GUYSBOROUGH – For 50 years the three men from Guysborough who participated in the Centennial Voyageur Canoe Pageant were called upon infrequently to tell the story of their epic paddling adventure from B.C. to Expo 67. But celebrations for Canada’s sesquicentennial brought accolades and inquires out of the woodwork in surprising succession, culminating in an invitation to Rideau Hall to meet with the Governor General of Canada Julie Payette on Thursday, October 19.
In early October, invitations arrived for paddlers Gerry Jamieson, Shawn Hadley, Richard Gerrior (currently residing in Truro) and their spouses to meet with the Governor General in Ottawa on the occasion of the 50th anniversary of the Centennial Voyageur Canoe Pageant. The three, along with fellow Team Nova Scotia paddler Lloyd Hogg, decided to accept the invitation and make plans to travel to Ottawa.
Shawn Hadley said of the decision, “It was only going to happen once, so we decided we better go.”
The reception at Rideau Hall was a reunion of sorts, with former teammates and team members from the other provinces and territories that took part in the canoe race 50 years ago, which still stands in the Guinness Book of Records as the longest canoeing race in history.
Of the teams present, Nova Scotia and New Brunswick had the most representatives present, at four members each.
The Governor General spoke with all present for a few minutes and posed for pictures.

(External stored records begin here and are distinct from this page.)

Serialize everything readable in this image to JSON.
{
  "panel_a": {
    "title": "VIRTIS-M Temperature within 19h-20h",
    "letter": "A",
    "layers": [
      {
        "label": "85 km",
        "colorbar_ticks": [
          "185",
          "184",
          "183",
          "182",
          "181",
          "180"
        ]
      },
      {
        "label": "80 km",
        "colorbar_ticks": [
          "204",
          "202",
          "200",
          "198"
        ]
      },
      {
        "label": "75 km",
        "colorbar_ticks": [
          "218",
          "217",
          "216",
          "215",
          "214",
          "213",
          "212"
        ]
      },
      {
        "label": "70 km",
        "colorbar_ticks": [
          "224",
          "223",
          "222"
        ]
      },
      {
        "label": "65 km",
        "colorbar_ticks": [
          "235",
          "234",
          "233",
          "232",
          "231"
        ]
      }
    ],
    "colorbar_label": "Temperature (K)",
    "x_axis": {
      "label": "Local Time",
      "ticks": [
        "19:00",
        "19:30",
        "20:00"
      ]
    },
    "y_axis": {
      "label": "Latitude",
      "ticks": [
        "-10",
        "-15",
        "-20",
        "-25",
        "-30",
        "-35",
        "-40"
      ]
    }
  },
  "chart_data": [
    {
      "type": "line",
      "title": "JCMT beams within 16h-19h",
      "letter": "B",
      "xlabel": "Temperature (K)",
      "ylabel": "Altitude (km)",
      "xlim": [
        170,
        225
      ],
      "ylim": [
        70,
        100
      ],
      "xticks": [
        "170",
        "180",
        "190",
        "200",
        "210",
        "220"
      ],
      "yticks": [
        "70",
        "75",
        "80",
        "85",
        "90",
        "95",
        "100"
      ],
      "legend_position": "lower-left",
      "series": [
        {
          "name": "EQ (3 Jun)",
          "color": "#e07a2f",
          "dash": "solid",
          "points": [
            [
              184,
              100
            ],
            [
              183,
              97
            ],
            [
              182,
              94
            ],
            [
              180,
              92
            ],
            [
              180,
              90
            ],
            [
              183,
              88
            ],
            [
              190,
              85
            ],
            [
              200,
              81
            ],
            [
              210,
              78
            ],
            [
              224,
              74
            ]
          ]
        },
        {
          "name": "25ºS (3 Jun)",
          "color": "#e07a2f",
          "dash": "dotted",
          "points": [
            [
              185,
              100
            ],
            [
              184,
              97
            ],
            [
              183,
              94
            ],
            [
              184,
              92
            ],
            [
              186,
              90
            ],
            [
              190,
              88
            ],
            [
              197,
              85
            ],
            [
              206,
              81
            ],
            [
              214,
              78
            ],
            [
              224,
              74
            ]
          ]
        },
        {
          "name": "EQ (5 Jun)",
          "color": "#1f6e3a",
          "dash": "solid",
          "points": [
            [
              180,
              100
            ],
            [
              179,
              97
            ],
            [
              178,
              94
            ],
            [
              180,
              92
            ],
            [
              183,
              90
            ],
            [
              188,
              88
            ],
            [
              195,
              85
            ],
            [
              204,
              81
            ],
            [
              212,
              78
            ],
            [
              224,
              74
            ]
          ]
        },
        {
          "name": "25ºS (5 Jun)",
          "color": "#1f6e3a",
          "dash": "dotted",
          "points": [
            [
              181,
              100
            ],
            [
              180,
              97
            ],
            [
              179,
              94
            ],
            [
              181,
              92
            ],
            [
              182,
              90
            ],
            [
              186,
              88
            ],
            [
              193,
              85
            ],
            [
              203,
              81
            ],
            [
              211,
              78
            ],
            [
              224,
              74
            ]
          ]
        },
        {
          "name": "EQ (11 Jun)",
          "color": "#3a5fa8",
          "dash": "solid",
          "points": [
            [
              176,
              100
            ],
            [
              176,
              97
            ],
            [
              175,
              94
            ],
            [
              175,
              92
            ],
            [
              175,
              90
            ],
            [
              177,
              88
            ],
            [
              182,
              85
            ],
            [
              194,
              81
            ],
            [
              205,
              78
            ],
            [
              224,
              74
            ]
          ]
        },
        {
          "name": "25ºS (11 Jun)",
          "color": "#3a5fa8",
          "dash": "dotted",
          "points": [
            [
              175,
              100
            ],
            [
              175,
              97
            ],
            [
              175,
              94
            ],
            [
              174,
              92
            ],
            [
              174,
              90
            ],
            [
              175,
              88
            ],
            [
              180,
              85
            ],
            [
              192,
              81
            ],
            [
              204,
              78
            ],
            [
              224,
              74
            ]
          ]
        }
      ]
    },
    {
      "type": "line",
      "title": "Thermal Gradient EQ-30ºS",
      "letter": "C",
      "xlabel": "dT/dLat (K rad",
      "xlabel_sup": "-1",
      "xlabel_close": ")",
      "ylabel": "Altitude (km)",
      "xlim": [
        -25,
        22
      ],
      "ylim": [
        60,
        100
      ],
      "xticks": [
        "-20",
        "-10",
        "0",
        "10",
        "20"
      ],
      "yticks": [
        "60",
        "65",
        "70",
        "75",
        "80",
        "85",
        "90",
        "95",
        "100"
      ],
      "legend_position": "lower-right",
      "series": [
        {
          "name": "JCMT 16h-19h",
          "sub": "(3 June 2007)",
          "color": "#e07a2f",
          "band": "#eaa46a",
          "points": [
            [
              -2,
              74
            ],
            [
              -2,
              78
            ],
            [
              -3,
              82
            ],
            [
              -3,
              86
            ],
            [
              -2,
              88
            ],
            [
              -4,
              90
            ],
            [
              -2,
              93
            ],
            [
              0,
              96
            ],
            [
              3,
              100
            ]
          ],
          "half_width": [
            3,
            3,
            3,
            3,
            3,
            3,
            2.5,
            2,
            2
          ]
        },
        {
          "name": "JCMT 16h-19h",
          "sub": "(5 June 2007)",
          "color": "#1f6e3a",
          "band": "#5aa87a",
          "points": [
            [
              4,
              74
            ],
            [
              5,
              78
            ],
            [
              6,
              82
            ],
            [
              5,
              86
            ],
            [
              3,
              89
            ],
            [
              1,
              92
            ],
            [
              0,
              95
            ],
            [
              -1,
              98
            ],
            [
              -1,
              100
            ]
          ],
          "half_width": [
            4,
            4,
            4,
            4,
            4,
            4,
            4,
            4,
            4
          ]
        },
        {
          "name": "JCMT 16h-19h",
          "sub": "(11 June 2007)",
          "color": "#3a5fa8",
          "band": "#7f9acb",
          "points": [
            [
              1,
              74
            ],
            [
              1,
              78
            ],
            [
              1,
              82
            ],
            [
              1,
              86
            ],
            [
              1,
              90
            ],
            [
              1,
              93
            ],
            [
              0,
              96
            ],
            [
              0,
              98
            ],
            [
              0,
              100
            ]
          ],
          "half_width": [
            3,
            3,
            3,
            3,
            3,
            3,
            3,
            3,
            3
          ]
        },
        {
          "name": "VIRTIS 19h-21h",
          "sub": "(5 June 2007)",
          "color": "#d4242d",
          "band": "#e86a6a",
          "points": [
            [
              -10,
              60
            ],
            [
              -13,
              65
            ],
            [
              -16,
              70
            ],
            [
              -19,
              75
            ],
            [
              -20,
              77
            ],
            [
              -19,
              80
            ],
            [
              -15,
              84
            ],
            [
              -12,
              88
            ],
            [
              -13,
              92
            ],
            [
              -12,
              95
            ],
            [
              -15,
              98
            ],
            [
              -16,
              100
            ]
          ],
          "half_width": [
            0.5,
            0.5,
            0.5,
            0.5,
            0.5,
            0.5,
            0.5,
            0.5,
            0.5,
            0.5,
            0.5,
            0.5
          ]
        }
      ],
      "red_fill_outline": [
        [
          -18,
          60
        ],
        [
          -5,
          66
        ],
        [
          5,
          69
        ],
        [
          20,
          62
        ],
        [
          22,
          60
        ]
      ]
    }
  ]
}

Gerry Jamieson said that the comment he remembered most from the Governor General was her remark that Nova Scotia looked so green from space. And, he added, “She was very approachable and down to earth.
“She’s a great choice for the job.”
Hadley said of the meeting, “It was good and she was very enlightened, very friendly and very accommodating. We told her where Guysborough was, which she didn’t know, so we enlightened her on that.”
Richard Gerrior said, “It brought back some of memories of when we were there in ‘67. The Governor General was very down to earth and introduced herself as ‘Julie’ and she chatted with us for a few minutes.”
As Gerrior indicated, this wasn’t the first formal visit to the halls of Canadian power for the centennial paddlers. During the centennial celebration in 1967 the paddlers had a luncheon at the Parliament Building with the Prime Minister of the day Lester B. Pearson and the then Governor General Roland Michener. At the time, they had not expected a repeat performance.
On Friday, October 20, Gerrior attended Question Period in the House of Commons, watching from the Gallery with other paddlers from the Centennial Voyageur Canoe Pageant. They were recognized from the floor by New Brunswick MP Matt DeCourcey. He said, as written in the House of Commons Hansard notes from the day, “As we mark 150 years of Canada’s Confederation, we welcome these voyageurs to our nation’s capital as they mark the 50-year anniversary of their extraordinary trek. As the Guinness record holder for the longest canoe race in history, this exploit reflects the Canadian spirit, a spirit of courage and determination that commemorates our past as we set our sights on the next 150 years. I know that all members will join me in celebrating the accomplishments of the centennial voyageurs, and thank them for their continued contributions to Canada.”